More than half of people in Canada believe that lockdowns is a beneficial tactic to control the spread of COVID-19 , a new Ipsos poll suggests.
According to the poll, people aged 55 and over are more supportive of lockdowns and restrictions than younger people aged 18 to 34. Forty three per cent of younger respondents tend to think that the actions taken by governments to combat Omicron are “too much,” whereas 41 per cent older people feel that governments’ responses have been “too little.”
For people who are 55 and over, health is one of their major concerns. “Those aged 55 plus are most at risk from contracting COVID-19 and developing serious health implications and issues from COVID-19,” said Sean Simpson, senior vice-president of Ipsos.
“The belief of whether or not COVID-19 presents a significant risk to your health is driven by age.”
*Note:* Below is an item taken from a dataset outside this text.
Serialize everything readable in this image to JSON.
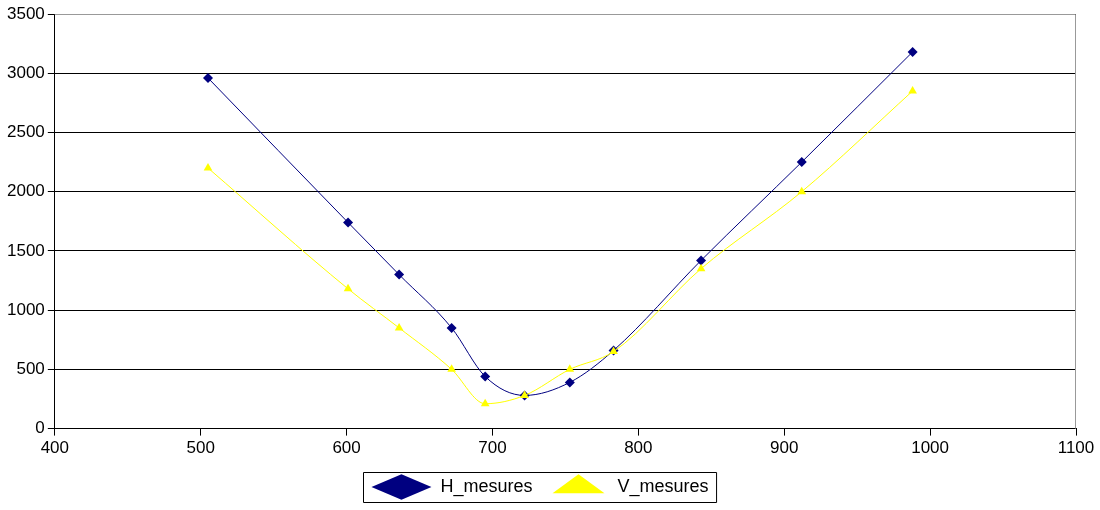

One of the top issues that people aged 55 and over would like governments to address is to increase the funding for hospitals, said Simpson. The poll results suggest that 89 per cent of Canadians support the idea of governments making more investments into the health-care system.
People 55 and over are less likely to worry about the negative impacts that lockdowns and restrictions could possibly bring them, since those restrictions do not “change a lot of things for people who are not quite as active in the economy,” said Simpson.
For some young people, however, lockdowns present big problems.
“Lockdowns and restrictions are stopping us from reaching opportunities,” said Lori Wang, a 21-year-old studying at the University of Victoria.
“All the restrictions have made our lives very challenging since we are forced to change or cancel our plans most of the time due to all kinds of restrictions.”
The poll indicates that the support for lockdowns has dropped four percentage points overall since December, and 17 points since July.
About the study
These are some of the findings of an Ipsos poll conducted between Jan. 14 and 17, 2022, on behalf of Global News. For this survey, a sample of 1,001 Canadians aged 18+ was interviewed online. The poll is considered accurate to within ± 3.5 percentage points, 19 times out of 20.